Luiz Eurico Tejera Lisbôa
Born on January 19, 1948, in Porto União, Santa Catarina. Son of Eurico Siqueira Lisbôa and Clélia Tejera Lisbôa. Disappeared on Sept. 2, 1972. Luiz Eurico began his militancy in the student movement. He was a member of the Brazilian Communist Party (PCB), a student activist and also participated in the ALN [Action for National Liberation]. In the student demonstrations of 1967 and 1968, he was arrested a number of times. In 1969, he was condemned to six months in prison in a military police inquest, and began to live clandestinely. After spending time in Cuba, he returned to Brazil in 1971. In 1972, he traveled to São Paulo and the family received no more news about him. From 1978, his wife Suzana Lisbôa, also a militant of the ALN, living clandestinely, began to denounce his disappearance as the probable result of political repression. At this time, she was approached by an acquaintance, who said he had a relationship with the head of the National Information Service (SNI), who reported that Luiz Eurico had married again, and was living in Montevideo, [Uruguay]. Suzana joined the Commission of the Families of the Political Dead and Disappeared of the Brazilian Committee for Amnesty. In April 1979, at the Encounter for Amnesty, other family members shared the information that disappeared people may have been buried with false names, possibly those that were used clandestinely in public cemeteries. In the records of the Dom Bosco Cemetery, in São Paulo, Suzana and other family members found the names they were looking for. This included that of Nelson Bueno, buried on September 3, 1972. Nelson Bueno was a name used by the militant while he was in hiding. Informed that his body had been removed from a boarding house after committing suicide, Suzana took a photograph to the location, where she gained a positive identification from the residents. The location of Luiz Eurico was denounced in the National Congress during the vote for the Amnesty Law.
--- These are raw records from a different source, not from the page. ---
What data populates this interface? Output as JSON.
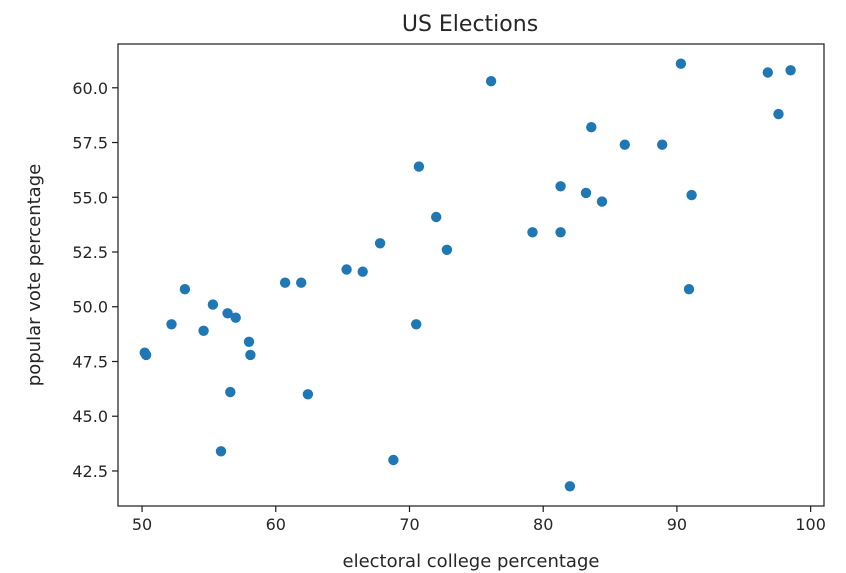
{
  "chart_data": {
    "type": "scatter",
    "title": "US Elections",
    "xlabel": "electoral college percentage",
    "ylabel": "popular vote percentage",
    "xlim": [
      48.2,
      101.0
    ],
    "ylim": [
      40.9,
      62.0
    ],
    "xticks": [
      50,
      60,
      70,
      80,
      90,
      100
    ],
    "xtick_labels": [
      "50",
      "60",
      "70",
      "80",
      "90",
      "100"
    ],
    "yticks": [
      42.5,
      45.0,
      47.5,
      50.0,
      52.5,
      55.0,
      57.5,
      60.0
    ],
    "ytick_labels": [
      "42.5",
      "45.0",
      "47.5",
      "50.0",
      "52.5",
      "55.0",
      "57.5",
      "60.0"
    ],
    "grid": false,
    "color": "#1f77b4",
    "points": [
      {
        "x": 50.2,
        "y": 47.9
      },
      {
        "x": 50.3,
        "y": 47.8
      },
      {
        "x": 52.2,
        "y": 49.2
      },
      {
        "x": 53.2,
        "y": 50.8
      },
      {
        "x": 54.6,
        "y": 48.9
      },
      {
        "x": 55.3,
        "y": 50.1
      },
      {
        "x": 55.9,
        "y": 43.4
      },
      {
        "x": 56.4,
        "y": 49.7
      },
      {
        "x": 56.6,
        "y": 46.1
      },
      {
        "x": 57.0,
        "y": 49.5
      },
      {
        "x": 58.0,
        "y": 48.4
      },
      {
        "x": 58.1,
        "y": 47.8
      },
      {
        "x": 60.7,
        "y": 51.1
      },
      {
        "x": 61.9,
        "y": 51.1
      },
      {
        "x": 62.4,
        "y": 46.0
      },
      {
        "x": 65.3,
        "y": 51.7
      },
      {
        "x": 66.5,
        "y": 51.6
      },
      {
        "x": 67.8,
        "y": 52.9
      },
      {
        "x": 68.8,
        "y": 43.0
      },
      {
        "x": 70.5,
        "y": 49.2
      },
      {
        "x": 70.7,
        "y": 56.4
      },
      {
        "x": 72.0,
        "y": 54.1
      },
      {
        "x": 72.8,
        "y": 52.6
      },
      {
        "x": 76.1,
        "y": 60.3
      },
      {
        "x": 79.2,
        "y": 53.4
      },
      {
        "x": 81.3,
        "y": 55.5
      },
      {
        "x": 81.3,
        "y": 53.4
      },
      {
        "x": 82.0,
        "y": 41.8
      },
      {
        "x": 83.2,
        "y": 55.2
      },
      {
        "x": 83.6,
        "y": 58.2
      },
      {
        "x": 84.4,
        "y": 54.8
      },
      {
        "x": 86.1,
        "y": 57.4
      },
      {
        "x": 88.9,
        "y": 57.4
      },
      {
        "x": 90.3,
        "y": 61.1
      },
      {
        "x": 90.9,
        "y": 50.8
      },
      {
        "x": 91.1,
        "y": 55.1
      },
      {
        "x": 96.8,
        "y": 60.7
      },
      {
        "x": 97.6,
        "y": 58.8
      },
      {
        "x": 98.5,
        "y": 60.8
      }
    ]
  }
}
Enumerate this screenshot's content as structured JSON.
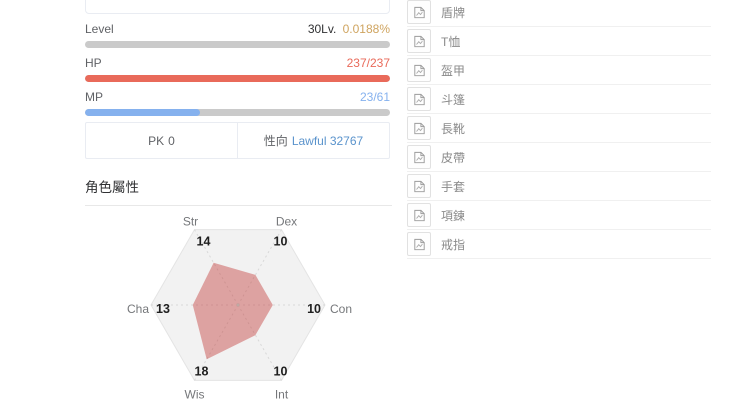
{
  "colors": {
    "hp": "#e96a5a",
    "mp": "#85b1ee",
    "level_percent": "#cfa45f",
    "alignment_link": "#5a93cc",
    "bar_track": "#cacaca",
    "radar_fill": "rgba(194,53,49,0.42)",
    "radar_grid_fill": "#f2f2f2"
  },
  "stats": {
    "level": {
      "label": "Level",
      "value": "30Lv.",
      "percent": "0.0188%",
      "fill_pct": 0.0188
    },
    "hp": {
      "label": "HP",
      "value": "237/237",
      "fill_pct": 100
    },
    "mp": {
      "label": "MP",
      "value": "23/61",
      "fill_pct": 37.7
    }
  },
  "pk": {
    "label": "PK",
    "value": "0"
  },
  "alignment": {
    "label": "性向",
    "value": "Lawful 32767"
  },
  "attributes_section": {
    "title": "角色屬性"
  },
  "chart_data": {
    "type": "radar",
    "title": "角色屬性",
    "indicators": [
      "Str",
      "Dex",
      "Con",
      "Int",
      "Wis",
      "Cha"
    ],
    "values": [
      14,
      10,
      10,
      10,
      18,
      13
    ],
    "range": [
      0,
      25
    ],
    "shape": "hexagon",
    "legend": "none",
    "grid": "filled-hexagon-with-dotted-spokes"
  },
  "equipment": {
    "items": [
      {
        "icon": "broken-image",
        "label": "盾牌"
      },
      {
        "icon": "broken-image",
        "label": "T恤"
      },
      {
        "icon": "broken-image",
        "label": "盔甲"
      },
      {
        "icon": "broken-image",
        "label": "斗篷"
      },
      {
        "icon": "broken-image",
        "label": "長靴"
      },
      {
        "icon": "broken-image",
        "label": "皮帶"
      },
      {
        "icon": "broken-image",
        "label": "手套"
      },
      {
        "icon": "broken-image",
        "label": "項鍊"
      },
      {
        "icon": "broken-image",
        "label": "戒指"
      }
    ]
  }
}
Suzana found the police report on the investigation into the death and filed suit to change the name on the death certificate. At this time, the courts determined exhumation of the body for examination. The analysis revealed that the characteristics of the bones buried in the indicated location failed to match the information in the report that accompanied the cadaver. For this reason, the court also required re-opening the investigation and exhumation of other bodies until they found the corresponding body. The bones returned to the family were shipped to Rio Grande do Sul for burial, in 1982. The re-opened investigation did not bring new elements about the cause of death. But a new version arose, in 1990, when the journalist Caco Barcelos was informed by the cemetery administrator of the existence of a secret common grave, where political prisoners were buried. The movement of families already had this information, but it was the journalist’s report that created the public commotion necessary to open the grave. At that time, Barcelos presented a report on the [leading national television news show] Globo Reporter, prompting Suzana to return to the boarding house. While filming interviews for the show, a resident said that Luiz Eurico’s room had been invaded in the early morning by two men who killed him, and who told the residents to repeat the version that it had been a suicide. Still in 1990, the movement of family members gained access to the files of the Instituto Médico Legal/SP [São Paulo coroner’s office] where it found the request for the examination of the body of Luiz Eurico marked with a letter ‘T’, which was also found in other requests as a reference to ‘terrorista.’ In 1995, the name of Luiz Eurico was placed in the attachment to Law Nº 9.140. Suzana became a representative of the movement of families in the CEMDP. More recently, a new analysis of the documentation on the case concluded that the evidence is inconsistent with the version of suicide.